We are planning a road trip this July to the above areas and would appreciate an up date on the conditions after the floods, and recommendations on what to see and places to stay.   Also, is Great Falls a good place to fly into and out of?  How are the border crossings and can we do all of that in 7-8 days?


----------



## LynnW (Nov 7, 2013)

Great Falls is a small airport and it is at least a 6 to 7 hour drive to Banff and several hours to Glacier. It would be better to fly into Calgary which is a little bit further from Waterton and Glacier but much closer to Banff and Lake Louise.
It took us five hours to drive from Meadow Lake Resort which is close to West Glacier to Calgary last month.

Lynn


----------



## Dori (Nov 7, 2013)

I have no answers to your questions, but if you get a chance while you are in Banff, take a side trip to Moraine Lake. It is the most beautiful sight I have ever seen.

Dori


----------



## rapmarks (Nov 8, 2013)

we did all this but so long ago can't remember the details.  it was a fantastic trp.


----------



## talkamotta (Nov 14, 2013)

*You are going to be doing a lot of driving.*  Lots.  We spent 2 weeks in Canmore which is out of Banff and didnt see it all.  Are you going to be staying in a timeshare?  If you can get one Banff or Canmore area is the best central location.  If you are hoteling it then you could fly into Calgary and spend  2 days there then drive up to Banff/Canmore and spend the 5 days there.  There is so much to do in Banff NP and Jasper NP and drive over to Yoho NP.  There are places that are so beautiful it will make you cry.  Like a previous poster said "Moraine Lake" is absolutely gorgeous.  You will need a Canadian Parks Pass.  Some hotels, timeshares have one on hand but Ive always bought mine before I left.  ($160 or $180 cant remember...dont know if it will be cheaper by the week)  One of the best books to buy is "Dont waste your time in the Canadian Rockies".  When you are going to a more popular area make sure you leave early alot of parking lots fill up fast.    
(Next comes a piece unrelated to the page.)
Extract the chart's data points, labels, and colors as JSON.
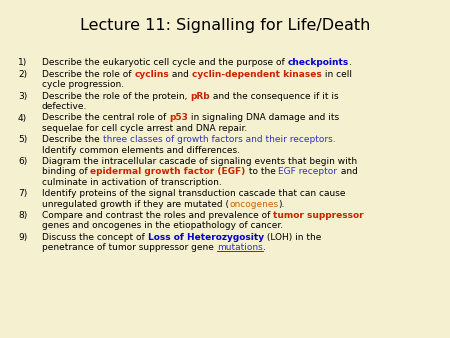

Im from Utah so I drove from SLC to Missoula, Mt.  Took the western route that took me through Kootenay and Yoho NPs.  On the way home from from Canmore we took the road that took us through Waterton, Over the Sun Road and Glacier.  I love our National Parks more than anything but in the summer Glacier is a drive through unless you stay just outside of the park.  The traffic is awful and they are always doing construction. It can be a little bit of a white knuckle experience for the driver.  With the amount of days you have I would stick to Canada.  Just my opinion, Im sure others will give thiers.


----------